Relatively simple AI tasks, such as providing users with a summary of missed iPhone notifications or incoming text messages, could be handled by the chips in Apple devices. More complicated jobs, such as generating images or summarizing long news articles and crafting long responses to emails, would likely require the cloud-based approach, as would an updated version of Apple's Siri voice assistant.

The move, which comes as part of Apple's fall release of iOS 18, represents a shift for the company. For years, Apple prioritized on-device processing, promoting it as a better way to ensure security and privacy. But people involved in building Apple's server project, codenamed ACDC or Apple Chips in Data Centers, say the components already inside its processors can safeguard users' privacy. The company uses an approach called Secure Enclave that can isolate data from a security breach.

For now, Apple plans to use its own data centers to operate cloud functions, but eventually it will rely on external facilities, as it does with iCloud and other services. The Wall Street Journal previously reported on some aspects of the server plan.

Luca Maestri, Apple's chief financial officer, hinted at the approach on an earnings call last week. “We have our own data center capacity and then we use third-party capacity,” he said after being asked about the company's AI infrastructure. “It's a model that has worked well for us historically and we plan to continue along the same lines in the future.”

Handling AI functions in devices will continue to be an important part of Apple's AI strategy. But some of those capabilities will require its newest chips, like the A18 released in last year's iPhone and the M4 chip that debuted in the iPad Pro earlier this week. These processors include significant upgrades to the so-called neural engine, the part of the chip that handles AI tasks.

Apple is rapidly updating its product line with more powerful chips. First, it brings a next-generation processor, the M4, to its entire range of Mac computers. The Mac mini, iMac and MacBook Pro will get the M4 later this year, and the chip will make its way into the MacBook Air, Mac Studio and Mac Pro next year, Bloomberg News reported in April.

Together, the plans laid the groundwork for Apple to integrate AI into much of its product line. The company will focus on features that make life easier for users as they go about their day, such as making suggestions and offering a personalized experience. Apple has no plans to launch its own ChatGPT-style service, although it has been in discussions about offering this option through a partnership.

Last week, Apple said that the ability to run AI on its devices will help it differentiate itself from its rivals.

“We believe in the transformative power and promise of AI, and we believe we have advantages that will set us apart in this new era, including Apple's unique combination of seamless integration of hardware, software and services,” said the CEO Tim Cook during earnings. named.

Without going into detail, Cook said Apple's in-house semiconductors would give it an edge in this still-nascent field. He added that the company's approach to privacy “undergirds everything we create.”

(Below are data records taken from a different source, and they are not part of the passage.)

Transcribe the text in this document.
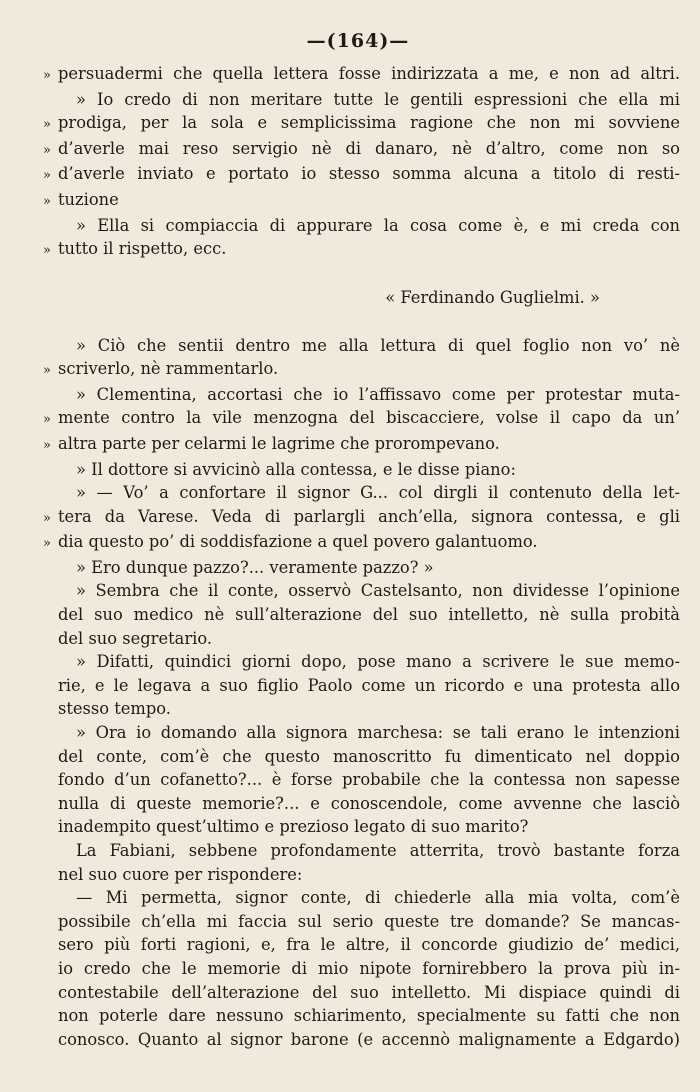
—(164)—
» persuadermi che quella lettera fosse indirizzata a me, e non ad altri.
» Io credo di non meritare tutte le gentili espressioni che ella mi
» prodiga, per la sola e semplicissima ragione che non mi sovviene
» d’averle mai reso servigio nè di danaro, nè d’altro, come non so
» d’averle inviato e portato io stesso somma alcuna a titolo di resti-
» tuzione
» Ella si compiaccia di appurare la cosa come è, e mi creda con
» tutto il rispetto, ecc.
« Ferdinando Guglielmi. »
» Ciò che sentii dentro me alla lettura di quel foglio non vo’ nè
» scriverlo, nè rammentarlo.
» Clementina, accortasi che io l’affissavo come per protestar muta-
» mente contro la vile menzogna del biscacciere, volse il capo da un’
» altra parte per celarmi le lagrime che prorompevano.
» Il dottore si avvicinò alla contessa, e le disse piano:
» — Vo’ a confortare il signor G... col dirgli il contenuto della let-
» tera da Varese. Veda di parlargli anch’ella, signora contessa, e gli
» dia questo po’ di soddisfazione a quel povero galantuomo.
» Ero dunque pazzo?... veramente pazzo? »
» Sembra che il conte, osservò Castelsanto, non dividesse l’opinione
del suo medico nè sull’alterazione del suo intelletto, nè sulla probità
del suo segretario.
» Difatti, quindici giorni dopo, pose mano a scrivere le sue memo-
rie, e le legava a suo figlio Paolo come un ricordo e una protesta allo
stesso tempo.
» Ora io domando alla signora marchesa: se tali erano le intenzioni
del conte, com’è che questo manoscritto fu dimenticato nel doppio
fondo d’un cofanetto?... è forse probabile che la contessa non sapesse
nulla di queste memorie?... e conoscendole, come avvenne che lasciò
inadempito quest’ultimo e prezioso legato di suo marito?
La Fabiani, sebbene profondamente atterrita, trovò bastante forza
nel suo cuore per rispondere:
— Mi permetta, signor conte, di chiederle alla mia volta, com’è
possibile ch’ella mi faccia sul serio queste tre domande? Se mancas-
sero più forti ragioni, e, fra le altre, il concorde giudizio de’ medici,
io credo che le memorie di mio nipote fornirebbero la prova più in-
contestabile dell’alterazione del suo intelletto. Mi dispiace quindi di
non poterle dare nessuno schiarimento, specialmente su fatti che non
conosco. Quanto al signor barone (e accennò malignamente a Edgardo)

The company has poured hundreds of millions of dollars into the cloud-based initiative over the past three years, the people said. But there are still gaps in its offer. For users who want a chatbot, Apple has held talks with Google and Alphabet Inc's OpenAI. about integrating one into the iPhone and iPad.

Talks with OpenAI have intensified recently, suggesting a partnership is likely. Apple could also offer a variety of options from third-party companies, people familiar with the discussions have said.

© 2024 Bloomberg LP

(This story has not been edited by NDTV staff and is automatically generated from a syndicated feed.)